You can use these materials for a non-commercial project if it falls under ‘Fair Use.’ Please see
Copyright and Fair Use for more information.
How do I save a document I like?
To save a document, you can "bookmark" it or download the document PDF to your computer.
- When you "bookmark" a document, you are saving the document RECORD to the Bookmarks area. This record contains pertinent information about the document such as title, author and date as well as the unique permanent ID for the document so you can easily retrieve it. Once you have finished bookmarking the documents you like, navigate to your Bookmarks area to download, email, and/or cite those saved records.
- Most documents in our library have a PDF attached that you can read and download. The PDF is not saved when you bookmark a document, just the record. To save the PDF, with or without its attached record, choose the "download" button under the thumbnail image in the search results OR use the Actions drop-down menu from the individual document viewer.
Can I download a large batch of PDF documents all at once?
Please contact us at industrydocuments@ucsf.edu if you are interested in large downloads of PDFs. For batch downloads of records/metadata, you can query our Solr index directly using an API. We also provide data sets containing metadata and OCR text for our entire corpus. Please see
Industry Documents Library API and Data Set for more information and documentation.
Do you make your entire Data Set available? Is there an API?
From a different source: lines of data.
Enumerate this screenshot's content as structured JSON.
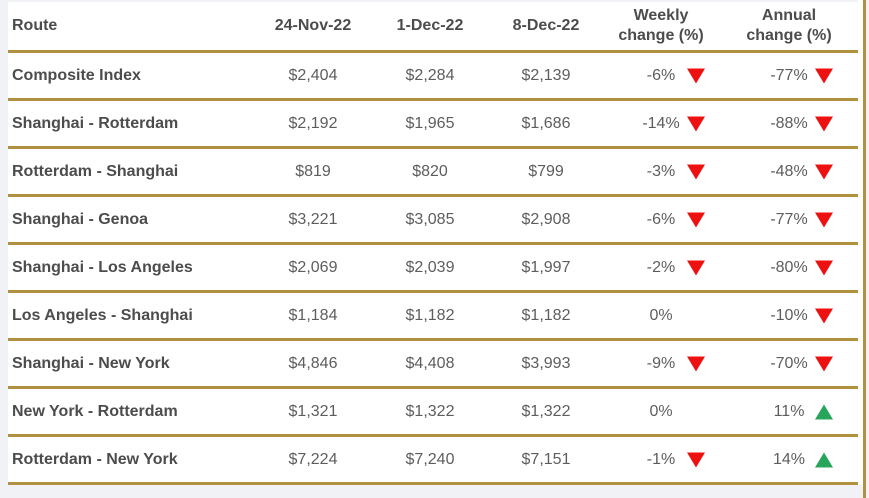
{
  "colors": {
    "border_gold": "#b1903f",
    "negative_red": "#ee1111",
    "positive_green": "#26a55b",
    "header_text": "#4c4c4c",
    "value_text": "#5d5d5d",
    "page_background": "#f1f2f5"
  },
  "table": {
    "headers": {
      "route": "Route",
      "date1": "24-Nov-22",
      "date2": "1-Dec-22",
      "date3": "8-Dec-22",
      "weekly_line1": "Weekly",
      "weekly_line2": "change (%)",
      "annual_line1": "Annual",
      "annual_line2": "change (%)"
    }
  },
  "chart_data": {
    "type": "table",
    "columns": [
      "Route",
      "24-Nov-22",
      "1-Dec-22",
      "8-Dec-22",
      "Weekly change (%)",
      "Annual change (%)"
    ],
    "rows": [
      {
        "route": "Composite Index",
        "values": [
          "$2,404",
          "$2,284",
          "$2,139"
        ],
        "weekly_change": "-6%",
        "weekly_direction": "down",
        "annual_change": "-77%",
        "annual_direction": "down"
      },
      {
        "route": "Shanghai - Rotterdam",
        "values": [
          "$2,192",
          "$1,965",
          "$1,686"
        ],
        "weekly_change": "-14%",
        "weekly_direction": "down",
        "annual_change": "-88%",
        "annual_direction": "down"
      },
      {
        "route": "Rotterdam - Shanghai",
        "values": [
          "$819",
          "$820",
          "$799"
        ],
        "weekly_change": "-3%",
        "weekly_direction": "down",
        "annual_change": "-48%",
        "annual_direction": "down"
      },
      {
        "route": "Shanghai - Genoa",
        "values": [
          "$3,221",
          "$3,085",
          "$2,908"
        ],
        "weekly_change": "-6%",
        "weekly_direction": "down",
        "annual_change": "-77%",
        "annual_direction": "down"
      },
      {
        "route": "Shanghai - Los Angeles",
        "values": [
          "$2,069",
          "$2,039",
          "$1,997"
        ],
        "weekly_change": "-2%",
        "weekly_direction": "down",
        "annual_change": "-80%",
        "annual_direction": "down"
      },
      {
        "route": "Los Angeles - Shanghai",
        "values": [
          "$1,184",
          "$1,182",
          "$1,182"
        ],
        "weekly_change": "0%",
        "weekly_direction": "none",
        "annual_change": "-10%",
        "annual_direction": "down"
      },
      {
        "route": "Shanghai - New York",
        "values": [
          "$4,846",
          "$4,408",
          "$3,993"
        ],
        "weekly_change": "-9%",
        "weekly_direction": "down",
        "annual_change": "-70%",
        "annual_direction": "down"
      },
      {
        "route": "New York - Rotterdam",
        "values": [
          "$1,321",
          "$1,322",
          "$1,322"
        ],
        "weekly_change": "0%",
        "weekly_direction": "none",
        "annual_change": "11%",
        "annual_direction": "up"
      },
      {
        "route": "Rotterdam - New York",
        "values": [
          "$7,224",
          "$7,240",
          "$7,151"
        ],
        "weekly_change": "-1%",
        "weekly_direction": "down",
        "annual_change": "14%",
        "annual_direction": "up"
      }
    ]
  }
}
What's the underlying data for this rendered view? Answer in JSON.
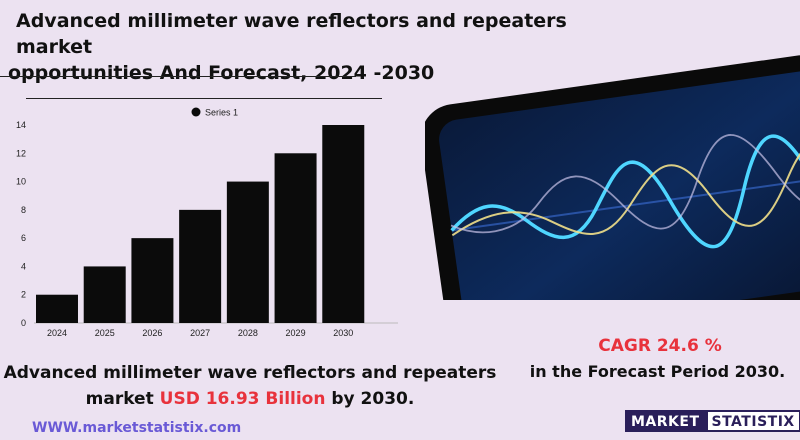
{
  "header": {
    "title_line1": "Advanced millimeter wave reflectors and repeaters market",
    "title_line2": "opportunities And Forecast, 2024 -2030"
  },
  "chart_data": {
    "type": "bar",
    "categories": [
      "2024",
      "2025",
      "2026",
      "2027",
      "2028",
      "2029",
      "2030"
    ],
    "series": [
      {
        "name": "Series 1",
        "values": [
          2,
          4,
          6,
          8,
          10,
          12,
          14
        ]
      }
    ],
    "yticks": [
      0,
      2,
      4,
      6,
      8,
      10,
      12,
      14
    ],
    "ylim": [
      0,
      14
    ],
    "legend": "top-center",
    "grid": false,
    "bar_color": "#0b0b0b"
  },
  "summary": {
    "line1": "Advanced millimeter wave reflectors and repeaters",
    "line2_prefix": "market",
    "line2_value": "USD 16.93 Billion",
    "line2_suffix": "by 2030."
  },
  "cagr": {
    "value": "CAGR 24.6 %",
    "period": "in the  Forecast Period  2030."
  },
  "footer": {
    "url": "WWW.marketstatistix.com",
    "logo_part1": "MARKET",
    "logo_part2": "STATISTIX"
  },
  "colors": {
    "accent_red": "#e8323c",
    "url_purple": "#6a5ad6",
    "logo_navy": "#2a1f5a",
    "background": "#ece2f1"
  },
  "image": {
    "icon": "waveform-phone-icon"
  }
}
You can query our Solr index directly using an API. We also provide data sets containing metadata and OCR text for our entire corpus. Please see
Industry Documents Library API and Data Set for more information and documentation.
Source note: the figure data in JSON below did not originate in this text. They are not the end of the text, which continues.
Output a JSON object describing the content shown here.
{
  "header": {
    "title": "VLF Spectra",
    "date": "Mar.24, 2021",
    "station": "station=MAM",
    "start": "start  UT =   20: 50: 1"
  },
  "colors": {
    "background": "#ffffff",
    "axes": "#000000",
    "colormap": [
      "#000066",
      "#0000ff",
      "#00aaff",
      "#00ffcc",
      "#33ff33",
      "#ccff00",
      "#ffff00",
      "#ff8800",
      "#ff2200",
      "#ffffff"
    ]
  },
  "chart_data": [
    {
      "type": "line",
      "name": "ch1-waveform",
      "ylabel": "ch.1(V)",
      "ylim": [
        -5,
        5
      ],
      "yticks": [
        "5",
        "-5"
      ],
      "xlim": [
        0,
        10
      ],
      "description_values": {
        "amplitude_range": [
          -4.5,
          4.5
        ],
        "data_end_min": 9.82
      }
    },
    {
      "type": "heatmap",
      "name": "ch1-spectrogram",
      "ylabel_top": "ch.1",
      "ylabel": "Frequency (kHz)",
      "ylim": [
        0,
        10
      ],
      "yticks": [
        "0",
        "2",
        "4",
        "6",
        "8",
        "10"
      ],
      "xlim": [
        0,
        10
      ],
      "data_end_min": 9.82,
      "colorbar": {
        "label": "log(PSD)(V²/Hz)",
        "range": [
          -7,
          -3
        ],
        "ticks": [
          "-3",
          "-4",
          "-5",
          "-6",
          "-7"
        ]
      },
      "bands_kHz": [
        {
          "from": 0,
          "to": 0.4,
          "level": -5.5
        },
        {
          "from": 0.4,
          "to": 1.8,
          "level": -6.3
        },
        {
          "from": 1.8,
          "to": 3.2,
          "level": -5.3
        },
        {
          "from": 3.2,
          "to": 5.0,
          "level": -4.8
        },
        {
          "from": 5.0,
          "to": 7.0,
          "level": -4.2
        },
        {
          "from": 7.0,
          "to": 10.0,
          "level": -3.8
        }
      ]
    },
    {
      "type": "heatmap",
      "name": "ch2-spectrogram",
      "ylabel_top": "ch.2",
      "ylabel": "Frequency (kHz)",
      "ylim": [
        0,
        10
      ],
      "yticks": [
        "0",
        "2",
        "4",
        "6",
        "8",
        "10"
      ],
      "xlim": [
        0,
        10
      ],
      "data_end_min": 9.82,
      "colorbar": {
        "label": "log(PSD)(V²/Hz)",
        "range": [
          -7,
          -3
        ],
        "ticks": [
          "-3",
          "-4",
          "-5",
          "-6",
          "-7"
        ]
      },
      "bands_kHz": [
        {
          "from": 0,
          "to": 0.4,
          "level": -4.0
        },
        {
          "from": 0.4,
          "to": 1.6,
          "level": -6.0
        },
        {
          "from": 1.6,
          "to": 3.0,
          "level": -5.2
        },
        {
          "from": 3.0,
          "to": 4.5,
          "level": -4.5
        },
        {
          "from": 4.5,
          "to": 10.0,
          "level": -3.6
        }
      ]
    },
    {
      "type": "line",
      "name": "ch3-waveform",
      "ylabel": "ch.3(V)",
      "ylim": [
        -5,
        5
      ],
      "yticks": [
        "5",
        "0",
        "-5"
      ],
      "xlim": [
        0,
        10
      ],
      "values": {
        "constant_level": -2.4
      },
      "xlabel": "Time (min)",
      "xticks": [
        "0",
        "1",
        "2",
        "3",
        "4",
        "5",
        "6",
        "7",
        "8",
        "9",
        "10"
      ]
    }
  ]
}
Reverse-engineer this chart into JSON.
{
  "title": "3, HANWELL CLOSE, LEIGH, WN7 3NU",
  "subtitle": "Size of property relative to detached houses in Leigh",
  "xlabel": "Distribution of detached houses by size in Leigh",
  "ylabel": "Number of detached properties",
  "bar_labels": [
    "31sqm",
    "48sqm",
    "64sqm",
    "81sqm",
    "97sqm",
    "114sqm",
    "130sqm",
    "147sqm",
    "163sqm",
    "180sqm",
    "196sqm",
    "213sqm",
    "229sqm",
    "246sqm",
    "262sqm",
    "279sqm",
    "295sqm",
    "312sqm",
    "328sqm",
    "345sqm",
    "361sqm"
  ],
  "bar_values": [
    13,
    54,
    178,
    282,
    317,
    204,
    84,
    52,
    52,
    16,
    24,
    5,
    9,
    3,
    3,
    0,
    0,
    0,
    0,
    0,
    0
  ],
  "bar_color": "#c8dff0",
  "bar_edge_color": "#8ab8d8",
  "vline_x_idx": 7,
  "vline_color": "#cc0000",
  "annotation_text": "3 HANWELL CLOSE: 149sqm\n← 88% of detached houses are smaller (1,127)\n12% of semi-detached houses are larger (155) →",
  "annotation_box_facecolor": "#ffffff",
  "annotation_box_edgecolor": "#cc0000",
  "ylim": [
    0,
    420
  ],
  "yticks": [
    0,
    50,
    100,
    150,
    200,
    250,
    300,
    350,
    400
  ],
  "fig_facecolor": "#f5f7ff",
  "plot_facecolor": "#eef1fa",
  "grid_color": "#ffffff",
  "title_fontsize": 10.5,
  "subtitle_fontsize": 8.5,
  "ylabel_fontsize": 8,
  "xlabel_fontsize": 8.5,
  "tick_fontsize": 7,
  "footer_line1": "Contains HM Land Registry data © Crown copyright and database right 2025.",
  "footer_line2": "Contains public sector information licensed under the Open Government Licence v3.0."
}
What is the format for a date query?
The date query can be expressed as YYYYMMDD.
-The year (YYYY) needs to be between 1760 and the current year.
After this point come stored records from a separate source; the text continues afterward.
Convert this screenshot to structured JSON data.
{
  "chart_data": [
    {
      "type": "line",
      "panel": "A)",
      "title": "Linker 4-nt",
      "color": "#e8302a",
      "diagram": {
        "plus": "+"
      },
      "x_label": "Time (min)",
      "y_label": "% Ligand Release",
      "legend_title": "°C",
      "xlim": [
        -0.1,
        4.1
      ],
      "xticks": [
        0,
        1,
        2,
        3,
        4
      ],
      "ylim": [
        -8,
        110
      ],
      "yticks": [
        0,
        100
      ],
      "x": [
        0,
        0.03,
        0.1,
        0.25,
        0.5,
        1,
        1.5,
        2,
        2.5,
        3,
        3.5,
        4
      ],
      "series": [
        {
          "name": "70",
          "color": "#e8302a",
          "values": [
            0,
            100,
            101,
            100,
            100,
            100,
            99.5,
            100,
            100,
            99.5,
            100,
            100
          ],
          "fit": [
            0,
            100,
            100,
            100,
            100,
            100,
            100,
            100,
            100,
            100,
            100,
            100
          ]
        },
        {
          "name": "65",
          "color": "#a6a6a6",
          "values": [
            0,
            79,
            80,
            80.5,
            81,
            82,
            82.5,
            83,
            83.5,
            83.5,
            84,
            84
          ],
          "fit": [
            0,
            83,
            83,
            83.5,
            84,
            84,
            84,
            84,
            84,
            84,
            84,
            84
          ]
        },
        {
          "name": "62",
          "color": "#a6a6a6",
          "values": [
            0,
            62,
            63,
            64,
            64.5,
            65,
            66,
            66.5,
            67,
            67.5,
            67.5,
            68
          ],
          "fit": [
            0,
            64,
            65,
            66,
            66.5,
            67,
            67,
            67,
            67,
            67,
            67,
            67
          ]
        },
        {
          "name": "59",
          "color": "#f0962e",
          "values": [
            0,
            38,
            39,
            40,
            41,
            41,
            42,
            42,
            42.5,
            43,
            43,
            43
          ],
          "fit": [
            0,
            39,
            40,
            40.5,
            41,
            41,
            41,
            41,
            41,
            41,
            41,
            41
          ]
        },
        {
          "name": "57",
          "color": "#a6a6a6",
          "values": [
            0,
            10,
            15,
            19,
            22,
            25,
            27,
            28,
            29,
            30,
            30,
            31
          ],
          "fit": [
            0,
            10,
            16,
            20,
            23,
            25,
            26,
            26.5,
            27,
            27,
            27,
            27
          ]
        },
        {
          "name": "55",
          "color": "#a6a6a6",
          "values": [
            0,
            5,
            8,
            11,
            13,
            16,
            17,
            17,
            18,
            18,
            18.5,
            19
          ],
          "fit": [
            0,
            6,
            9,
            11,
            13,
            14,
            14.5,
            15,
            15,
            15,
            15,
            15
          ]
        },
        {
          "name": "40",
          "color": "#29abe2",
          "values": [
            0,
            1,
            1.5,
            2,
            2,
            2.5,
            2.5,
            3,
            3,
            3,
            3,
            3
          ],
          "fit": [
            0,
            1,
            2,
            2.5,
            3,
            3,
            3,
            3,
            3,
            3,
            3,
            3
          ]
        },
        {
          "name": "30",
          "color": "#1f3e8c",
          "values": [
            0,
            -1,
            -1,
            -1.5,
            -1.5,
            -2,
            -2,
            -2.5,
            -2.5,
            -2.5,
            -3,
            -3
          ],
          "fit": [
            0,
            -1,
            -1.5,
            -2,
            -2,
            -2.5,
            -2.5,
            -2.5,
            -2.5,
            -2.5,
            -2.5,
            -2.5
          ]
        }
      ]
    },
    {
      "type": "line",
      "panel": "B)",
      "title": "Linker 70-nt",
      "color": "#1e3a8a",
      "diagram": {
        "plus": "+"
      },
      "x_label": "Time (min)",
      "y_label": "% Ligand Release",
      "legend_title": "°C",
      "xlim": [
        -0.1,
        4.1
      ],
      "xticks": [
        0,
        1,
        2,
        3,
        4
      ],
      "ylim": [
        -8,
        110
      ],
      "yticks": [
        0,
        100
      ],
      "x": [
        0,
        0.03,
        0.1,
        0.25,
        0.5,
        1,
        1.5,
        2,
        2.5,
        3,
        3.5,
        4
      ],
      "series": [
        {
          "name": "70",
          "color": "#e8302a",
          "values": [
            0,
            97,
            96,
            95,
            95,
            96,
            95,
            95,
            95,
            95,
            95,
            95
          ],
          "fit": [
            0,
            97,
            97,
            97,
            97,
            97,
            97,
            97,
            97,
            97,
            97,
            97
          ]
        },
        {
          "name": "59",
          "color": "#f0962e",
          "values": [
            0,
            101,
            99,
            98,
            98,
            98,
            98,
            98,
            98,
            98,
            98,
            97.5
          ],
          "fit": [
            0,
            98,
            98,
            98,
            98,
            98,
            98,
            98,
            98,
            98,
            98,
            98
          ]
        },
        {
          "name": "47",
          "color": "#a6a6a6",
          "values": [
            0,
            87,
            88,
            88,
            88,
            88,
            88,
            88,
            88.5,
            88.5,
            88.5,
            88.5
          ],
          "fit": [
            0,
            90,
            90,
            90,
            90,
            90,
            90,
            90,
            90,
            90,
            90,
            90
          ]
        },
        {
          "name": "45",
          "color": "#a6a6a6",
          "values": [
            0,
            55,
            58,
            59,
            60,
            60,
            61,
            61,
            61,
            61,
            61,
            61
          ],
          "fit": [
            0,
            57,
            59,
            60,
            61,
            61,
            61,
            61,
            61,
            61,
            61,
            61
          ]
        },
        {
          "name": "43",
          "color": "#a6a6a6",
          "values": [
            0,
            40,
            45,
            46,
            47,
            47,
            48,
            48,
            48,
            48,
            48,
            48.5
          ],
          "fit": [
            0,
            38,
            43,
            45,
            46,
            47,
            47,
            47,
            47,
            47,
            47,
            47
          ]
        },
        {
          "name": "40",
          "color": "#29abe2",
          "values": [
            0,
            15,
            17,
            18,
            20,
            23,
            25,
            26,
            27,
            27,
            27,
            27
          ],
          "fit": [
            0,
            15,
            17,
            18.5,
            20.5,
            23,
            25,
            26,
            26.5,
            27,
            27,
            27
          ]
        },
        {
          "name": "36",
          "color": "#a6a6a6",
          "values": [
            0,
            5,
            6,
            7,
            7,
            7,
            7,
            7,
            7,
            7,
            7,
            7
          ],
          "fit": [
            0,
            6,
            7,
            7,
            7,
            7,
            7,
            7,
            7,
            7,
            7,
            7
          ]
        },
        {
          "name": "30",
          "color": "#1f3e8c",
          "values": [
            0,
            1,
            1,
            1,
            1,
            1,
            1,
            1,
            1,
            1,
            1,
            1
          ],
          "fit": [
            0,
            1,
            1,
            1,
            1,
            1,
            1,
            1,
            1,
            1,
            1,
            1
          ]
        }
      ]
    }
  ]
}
-The month (MM) needs to be between 01 and 12. (notice the leading zero).
-The date (DD) needs to be between 01 and 31. (notice the leading zero).
an example of a valid date query dd:19810123 or dd:[19810123 TO 20101111]
an example of a invalid date query dd:00000000 or dd:[00000000 TO 19899999]
How do I search for variant spellings of names or terms (fuzzy search)?
Fuzzy search is very useful in searching for names or terms when you are not sure how they are spelled in the documents or you think a word might be misspelled in the text.
Use the ~ operator at the end of a term like teen~
A fuzzy search like teen~ searches for words that are similarly spelled to teen. The definition of similar is how far is it from the original word by "edit distance". An edit distance is either an insertion (teens), a deletion (ten), or a substitution (teem).
You can specify how much edit distance you want. For instance, teen~1 will only return words that are at most 1 edit distance away from teen.
cigarettes~ or cigarettes~1 (to be a little more conservative), will return documents where the term is spelled as cigaretes or cigarretes.
If you do not specify a number, then the system searches for teen~0.5 which will return words that are about 50% like teen (in this case 2 edit distance away).
How do you identify "Potential Duplicates"?
Potential duplicates are identified when a document matches another in the following fields:
collection, title, documentdate, pages, availability
What is the "More Like This" feature when viewing a document?
"More Like This" returns documents that are similar to the currently viewed document.
This feature contains recommendations based upon matches in title and author with a slightly higher weight put on title.
What is the "Previous/Next Bates" feature when viewing a document?
"Previous/Next Bates" allows you to view documents in order of Bates number, a sequential number stamped on most litigation documents.
What is the "Browse" feature when viewing a document?
"Browse" allows you to view the documents in the order they were ingested into the archive as a part of a contextual set.
Why is some text blocked out?
Some documents have "redactions," with a black or white box or black highlighting that makes the original text unreadable. These are redactions of personally identifiable information that are withheld from public view based on privacy concerns.